TRIBUNAL DE JUSTIÇA DO ESTADO DO PIAUÍ
ÓRGÃO JULGADOR : 3ª Câmara Especializada Cível
APELAÇÃO CÍVEL (198) No 0801061-40.2022.8.18.0089
APELANTE: BANCO PAN S.A.
Advogado(s) do reclamante: ANTONIO DE MORAES DOURADO NETO
APELADO: MARIA DAS GRACAS DE JESUS DOS SANTOS
Advogado(s) do reclamado: CARLOS EDUARDO DE CARVALHO PIONORIO
RELATOR(A): Desembargadora LUCICLEIDE PEREIRA BELO
EMENTA
DIREITO DO CONSUMIDOR. APELAÇÃO CÍVEL. AÇÃO ANULATÓRIA C/C OBRIGAÇÃO DE FAZER E REPETIÇÃO DE INDÉBITO E INDENIZAÇÃO POR DANOS MORAIS. NULIDADE DE CONTRATO DE CARTÃO DE CRÉDITO. RELAÇÃO DE CONSUMO. INVERSÃO DO ÔNUS DA PROVA. RESPONSABILIDADE OBJETIVA DA INSTITUIÇÃO FINANCEIRA. COBRANÇA INDEVIDA. REPETIÇÃO DO INDÉBITO EM DOBRO. DANO MORAL CONFIGURADO. RECURSO DESPROVIDO. SENTENÇA MANTIDA.
Dispositivos relevantes citados: Código Civil, art. 595; Código de Defesa do Consumidor, arts. 3º, 6º, VIII, 14 e 42; CPC, arts. 85, §11, e 487, I.
Jurisprudência relevante citada: STJ, Súmula nº 297; STJ, EAREsp nº 676.608/RS, Rel. Min. Maria Thereza de Assis Moura, Corte Especial, j. 30.03.2021.
ACÓRDÃO
Acordam os componentes da 3ª Câmara Especializada Cível, do Tribunal de Justiça do Estado do Piauí, por unanimidade, conhecer e negar provimento ao recurso, nos termos do voto do(a) Relator(a).
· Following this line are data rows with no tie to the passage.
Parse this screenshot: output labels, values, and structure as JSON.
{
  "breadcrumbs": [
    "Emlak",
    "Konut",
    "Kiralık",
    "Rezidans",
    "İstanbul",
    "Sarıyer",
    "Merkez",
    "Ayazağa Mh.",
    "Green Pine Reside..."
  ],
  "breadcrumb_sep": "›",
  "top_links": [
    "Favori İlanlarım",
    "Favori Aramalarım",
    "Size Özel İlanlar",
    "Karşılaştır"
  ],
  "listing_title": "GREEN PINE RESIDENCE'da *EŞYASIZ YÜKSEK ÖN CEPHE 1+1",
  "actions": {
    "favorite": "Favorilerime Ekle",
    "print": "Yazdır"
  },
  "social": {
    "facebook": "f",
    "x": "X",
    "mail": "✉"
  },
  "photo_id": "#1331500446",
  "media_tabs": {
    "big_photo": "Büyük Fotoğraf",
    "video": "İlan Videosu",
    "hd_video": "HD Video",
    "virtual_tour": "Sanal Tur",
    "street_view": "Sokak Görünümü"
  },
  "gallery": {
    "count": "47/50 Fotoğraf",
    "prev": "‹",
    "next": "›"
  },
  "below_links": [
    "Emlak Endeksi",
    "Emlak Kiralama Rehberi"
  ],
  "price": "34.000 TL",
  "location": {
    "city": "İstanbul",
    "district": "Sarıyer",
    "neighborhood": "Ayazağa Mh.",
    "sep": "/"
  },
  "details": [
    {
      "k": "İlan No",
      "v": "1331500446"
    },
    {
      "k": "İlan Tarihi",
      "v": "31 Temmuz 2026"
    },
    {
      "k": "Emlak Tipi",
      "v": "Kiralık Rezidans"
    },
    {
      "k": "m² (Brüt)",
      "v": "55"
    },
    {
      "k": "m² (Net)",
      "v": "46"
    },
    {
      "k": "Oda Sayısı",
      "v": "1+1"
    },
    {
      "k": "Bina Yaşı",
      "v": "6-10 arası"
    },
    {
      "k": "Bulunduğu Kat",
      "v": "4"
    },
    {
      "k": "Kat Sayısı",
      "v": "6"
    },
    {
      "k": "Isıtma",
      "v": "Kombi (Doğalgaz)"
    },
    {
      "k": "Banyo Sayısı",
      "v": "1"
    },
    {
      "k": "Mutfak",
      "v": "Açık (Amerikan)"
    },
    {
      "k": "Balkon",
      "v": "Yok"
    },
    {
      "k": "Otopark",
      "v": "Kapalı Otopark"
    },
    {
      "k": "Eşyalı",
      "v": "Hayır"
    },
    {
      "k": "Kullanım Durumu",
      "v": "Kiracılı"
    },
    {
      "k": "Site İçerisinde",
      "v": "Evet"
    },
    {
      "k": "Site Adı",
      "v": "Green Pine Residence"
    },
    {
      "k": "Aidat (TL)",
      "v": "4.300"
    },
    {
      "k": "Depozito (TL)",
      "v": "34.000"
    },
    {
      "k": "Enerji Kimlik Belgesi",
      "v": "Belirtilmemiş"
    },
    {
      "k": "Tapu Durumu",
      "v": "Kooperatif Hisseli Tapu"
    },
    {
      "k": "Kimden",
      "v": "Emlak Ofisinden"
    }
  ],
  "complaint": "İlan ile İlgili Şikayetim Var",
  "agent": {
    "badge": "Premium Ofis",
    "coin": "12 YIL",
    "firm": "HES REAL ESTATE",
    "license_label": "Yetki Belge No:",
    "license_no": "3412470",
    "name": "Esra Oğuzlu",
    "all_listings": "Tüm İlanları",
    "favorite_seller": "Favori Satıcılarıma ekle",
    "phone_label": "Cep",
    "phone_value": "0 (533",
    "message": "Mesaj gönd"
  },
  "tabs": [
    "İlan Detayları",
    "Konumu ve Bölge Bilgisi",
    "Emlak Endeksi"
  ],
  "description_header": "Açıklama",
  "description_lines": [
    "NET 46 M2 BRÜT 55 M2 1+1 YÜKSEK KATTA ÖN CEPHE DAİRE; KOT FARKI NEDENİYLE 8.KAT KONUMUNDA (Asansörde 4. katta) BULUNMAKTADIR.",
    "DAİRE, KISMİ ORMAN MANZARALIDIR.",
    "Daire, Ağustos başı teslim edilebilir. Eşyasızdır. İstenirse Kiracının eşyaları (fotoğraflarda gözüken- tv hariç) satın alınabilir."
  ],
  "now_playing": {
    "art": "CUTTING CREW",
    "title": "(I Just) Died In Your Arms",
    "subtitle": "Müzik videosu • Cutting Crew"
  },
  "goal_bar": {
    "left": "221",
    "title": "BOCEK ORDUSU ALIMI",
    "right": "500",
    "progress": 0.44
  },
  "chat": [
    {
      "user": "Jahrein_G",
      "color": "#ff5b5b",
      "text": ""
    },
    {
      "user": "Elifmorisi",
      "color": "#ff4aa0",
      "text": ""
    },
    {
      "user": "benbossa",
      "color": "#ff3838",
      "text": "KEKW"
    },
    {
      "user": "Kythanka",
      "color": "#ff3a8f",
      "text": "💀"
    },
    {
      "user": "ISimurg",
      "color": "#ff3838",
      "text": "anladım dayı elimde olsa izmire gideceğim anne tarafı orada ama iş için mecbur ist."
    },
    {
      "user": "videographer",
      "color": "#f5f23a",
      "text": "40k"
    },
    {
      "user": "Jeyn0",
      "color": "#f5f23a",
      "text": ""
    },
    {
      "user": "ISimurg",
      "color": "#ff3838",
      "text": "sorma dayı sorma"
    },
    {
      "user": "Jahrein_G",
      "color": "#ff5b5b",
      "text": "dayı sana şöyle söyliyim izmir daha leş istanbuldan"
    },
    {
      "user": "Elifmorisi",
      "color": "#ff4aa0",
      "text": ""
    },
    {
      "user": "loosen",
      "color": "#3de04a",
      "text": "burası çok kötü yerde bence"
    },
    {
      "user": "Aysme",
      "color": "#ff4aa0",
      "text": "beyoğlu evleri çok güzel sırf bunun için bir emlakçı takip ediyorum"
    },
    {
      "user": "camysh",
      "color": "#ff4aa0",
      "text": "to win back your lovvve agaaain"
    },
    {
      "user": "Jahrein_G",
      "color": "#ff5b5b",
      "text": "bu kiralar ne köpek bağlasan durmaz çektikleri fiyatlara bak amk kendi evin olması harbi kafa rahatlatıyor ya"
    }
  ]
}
Participaram do julgamento os Excelentíssimos(as) Senhores(as) Desembargadores(as): FERNANDO LOPES E SILVA NETO, LUCICLEIDE PEREIRA BELO e RICARDO GENTIL EULALIO DANTAS. Acompanhou a sessão, o(a) Excelentíssimo(a) Senhor(a) Procurador(a) de Justiça, MARTHA CELINA DE OLIVEIRA NUNES. SALA DAS SESSÕES DO TRIBUNAL DE JUSTIÇA DO ESTADO DO PIAUÍ, em Teresina, 21 de fevereiro de 2025.
RELATÓRIO
Trata-se de Apelação Cível interposta por BANCO PAN S.A. em face de sentença proferida pelo Juiz de Direito da Vara Única da Comarca de Caracol nos autos da Ação Anulatória c/c Obrigação de Fazer e Repetição de Indébito c/c Indenização por Danos Morais, movida por MARIA DAS GRACAS DE JESUS DOS SANTOS.
Em sentença (Id n° 21548120), o juízo a quo julgou procedente o pedido inicial, nos seguintes termos:
Ante o exposto, JULGO PROCEDENTE O PEDIDO, com fulcro no art. 487, I, do CPC, para declarar a nulidade do contrato de cartão de crédito e condenar o réu a ressarcir, de forma dobrada, os valores descontados, acrescidos de juros legais a partir do evento danoso e corrigidos monetariamente, a partir do efetivo prejuízo (Súmula 43 do STJ), com exceção de parcelas eventualmente alcançadas pela prescrição quinquenal.
Condeno ainda o réu a pagar indenização por dano moral à autora, que arbitro em R$ 2.000,00 (dois mil reais), acrescido de juros desde o evento danoso e corrigidos monetariamente, a partir do arbitramento (Súmula 362 do STJ).
Condeno o réu a pagar as custas e honorários de advogado, que fixo em 10% do valor da condenação.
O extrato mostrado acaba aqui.